• Tweeter
  • republish

A scientist at the CNRS in Lille is working on Bacillus Calmette-Guerin. Denis Charlet / AFP

The CNRS is 80 years old this Friday, but during 365 days, the institute will celebrate, through events in France and abroad, the values ​​at the foundation of the institution: the freedom of research, innovation, social progress and the diffusion of scientific culture. Back on a history of French science.

Created October 19, 1939 by a decree of the President of the Republic Albert Lebrun, the National Center for Scientific Research is born in a world that has just tipped into the abyss: six weeks earlier, Nazi Germany invaded the Poland. In the process, England and France declared war on him. In this context, the Center's mission is to organize scientific mobilization.

Jean Perrin, Nobel Prize in Physics in 1927, is the founding father of the National Center for Scientific Research. A great organizer of French research, he is Under-Secretary of State of the Popular Front, the coalition of leftist parties that ruled France from April 1936 to April 1938; he then laid the foundation of the CNRS, but the institute will not be established until a year later.

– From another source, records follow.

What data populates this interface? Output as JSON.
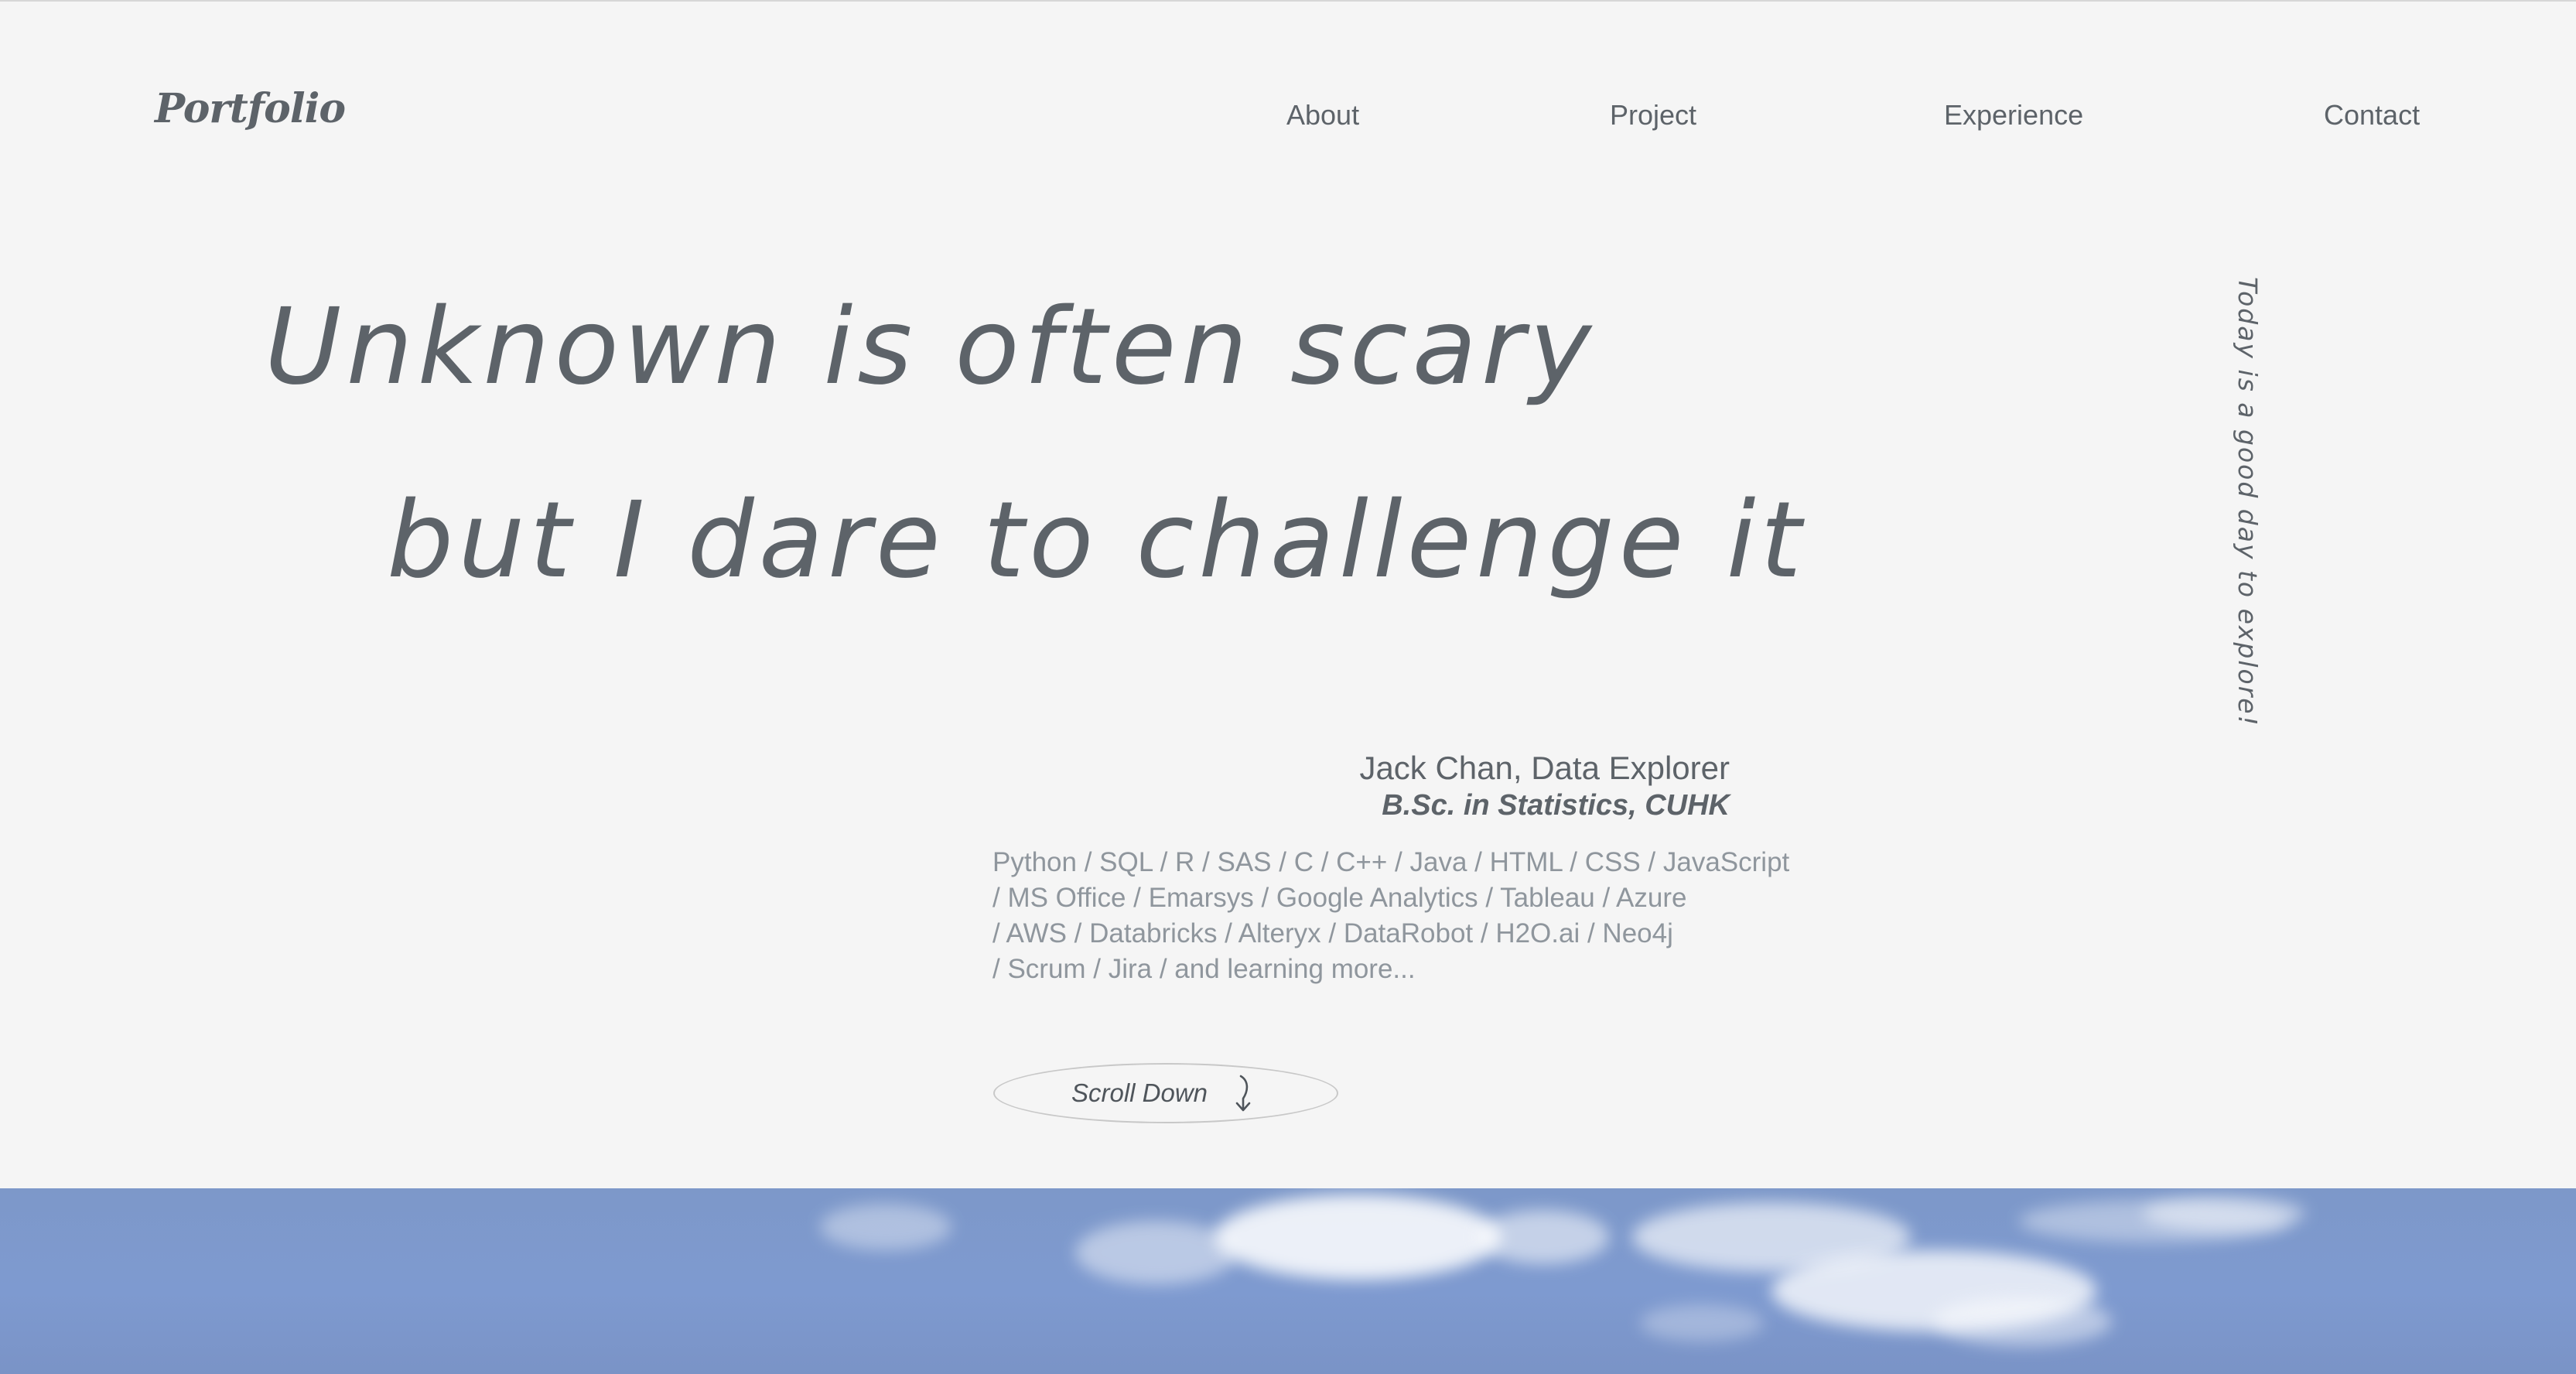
{
  "header": {
    "logo": "Portfolio",
    "nav": [
      "About",
      "Project",
      "Experience",
      "Contact"
    ]
  },
  "hero": {
    "line1": "Unknown is often scary",
    "line2": "but I dare to challenge it",
    "vertical_tagline": "Today is a good day to explore!"
  },
  "profile": {
    "name": "Jack Chan, Data Explorer",
    "degree": "B.Sc. in Statistics, CUHK",
    "skills": [
      "Python / SQL / R / SAS / C / C++ / Java / HTML / CSS / JavaScript",
      " / MS Office / Emarsys / Google Analytics / Tableau / Azure",
      " / AWS / Databricks / Alteryx / DataRobot / H2O.ai / Neo4j",
      " / Scrum / Jira / and learning more..."
    ]
  },
  "scroll_button": {
    "label": "Scroll Down",
    "icon": "down-arrow-icon"
  },
  "colors": {
    "background": "#f5f5f5",
    "text": "#5d6369",
    "muted_text": "#8f969d",
    "sky": "#7e9ad0"
  }
}
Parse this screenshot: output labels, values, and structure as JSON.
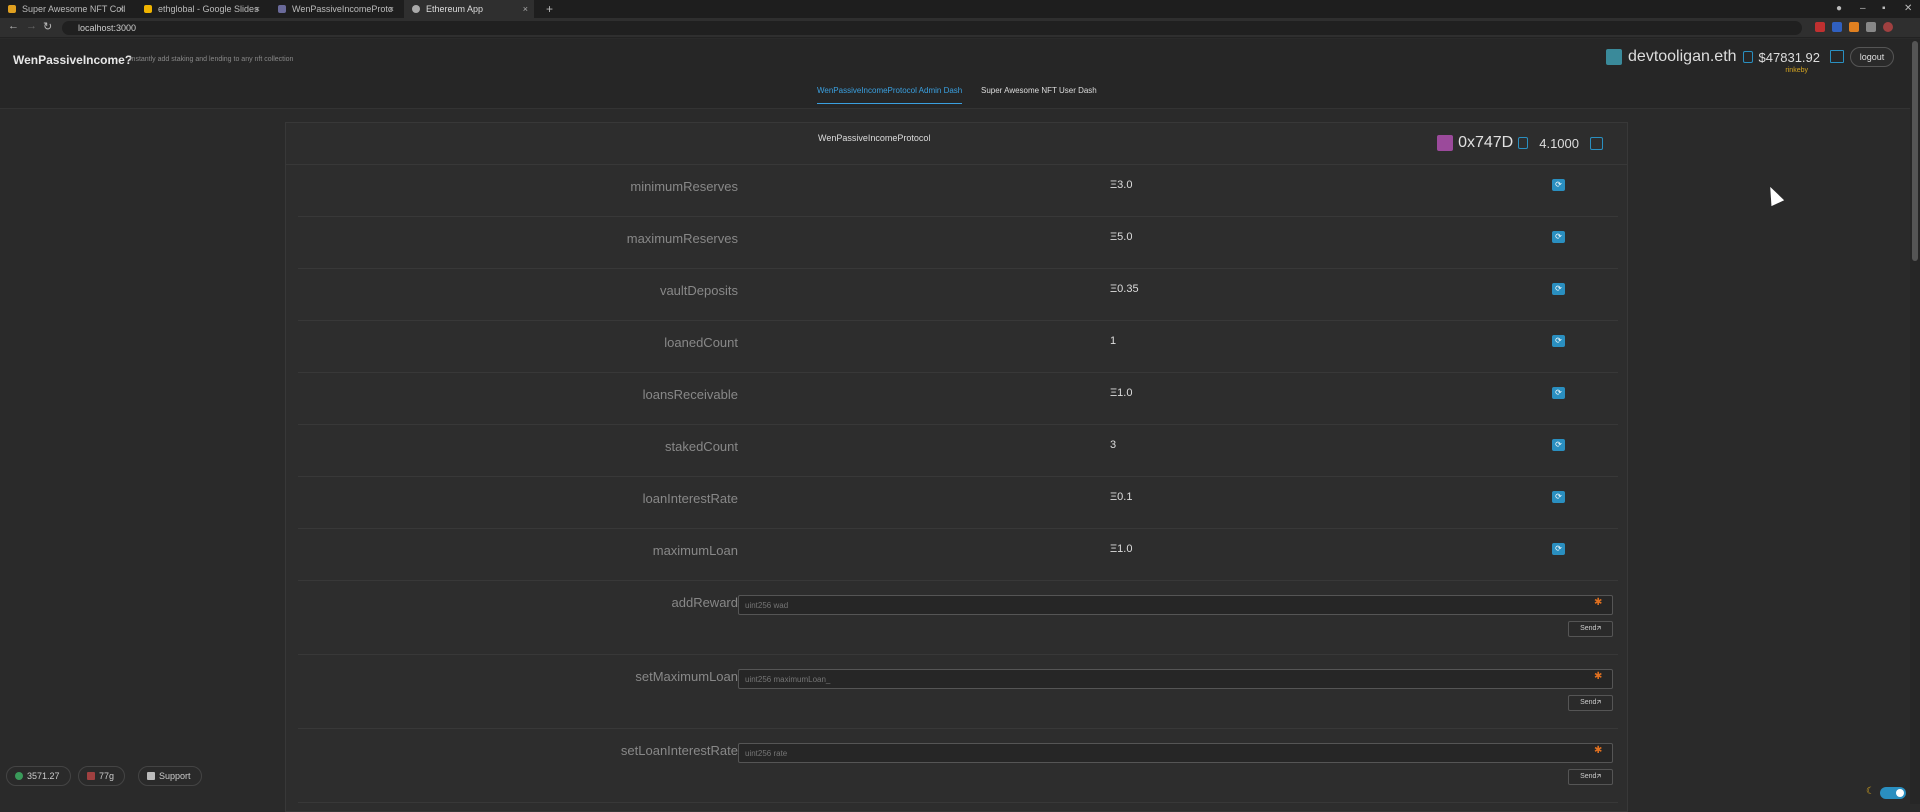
{
  "browser": {
    "tabs": [
      {
        "title": "Super Awesome NFT Coll",
        "color": "#e0a020"
      },
      {
        "title": "ethglobal - Google Slides",
        "color": "#f0b400"
      },
      {
        "title": "WenPassiveIncomeProto",
        "color": "#6a6a9a"
      },
      {
        "title": "Ethereum App",
        "color": "#aaaaaa"
      }
    ],
    "url": "localhost:3000",
    "new_tab": "+",
    "close": "×"
  },
  "header": {
    "brand": "WenPassiveIncome?",
    "tagline": "instantly add staking and lending to any nft collection",
    "ens": "devtooligan.eth",
    "balance": "$47831.92",
    "network": "rinkeby",
    "logout": "logout"
  },
  "nav": {
    "items": [
      "WenPassiveIncomeProtocol Admin Dash",
      "Super Awesome NFT User Dash"
    ]
  },
  "contract": {
    "name": "WenPassiveIncomeProtocol",
    "address": "0x747D",
    "eth_balance": "4.1000"
  },
  "reads": [
    {
      "label": "minimumReserves",
      "value": "Ξ3.0"
    },
    {
      "label": "maximumReserves",
      "value": "Ξ5.0"
    },
    {
      "label": "vaultDeposits",
      "value": "Ξ0.35"
    },
    {
      "label": "loanedCount",
      "value": "1"
    },
    {
      "label": "loansReceivable",
      "value": "Ξ1.0"
    },
    {
      "label": "stakedCount",
      "value": "3"
    },
    {
      "label": "loanInterestRate",
      "value": "Ξ0.1"
    },
    {
      "label": "maximumLoan",
      "value": "Ξ1.0"
    }
  ],
  "writes": [
    {
      "label": "addReward",
      "placeholder": "uint256 wad",
      "send": "Send🡭"
    },
    {
      "label": "setMaximumLoan",
      "placeholder": "uint256 maximumLoan_",
      "send": "Send🡭"
    },
    {
      "label": "setLoanInterestRate",
      "placeholder": "uint256 rate",
      "send": "Send🡭"
    }
  ],
  "footer": {
    "eth_price": "3571.27",
    "gas": "77g",
    "support": "Support"
  },
  "colors": {
    "accent": "#3aa0e0",
    "warning": "#e07020"
  }
}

The daughter of Marie Curie, godmother of CNRS

On September 3, 1939, France declared war on Nazi Germany, and in this very tense political context, Jean Perrin declared: " There is no possible science where thought is not free ".

The second godmother who will look at the cradle of the young CNRS is Irène Joliot-Curie, chemist and physicist, daughter of Marie Curie and mother of a major discovery: artificial radioactivity, discovery that will earn him a Nobel Prize in chemistry, with Frédéric Joliot, in 1935.

The creation of the CNRS was therefore the realization of a vision that was at once political, humanistic and scientific, and since then many Nobel laureates have grown up within it. Today, the CNRS is 32,000 people, 1100 laboratories, 22 Nobel Prize winners and the 2nd largest research institution worldwide in scientific publications.

# 80yearsCNRS 🥳 | The @CNRS is looking forward to seeing you at its "New World (s)" Forum from October 25th to 27th at @citedessciences with a civic and festive evening on Friday October 25 at @Gro_ndControl @Paris!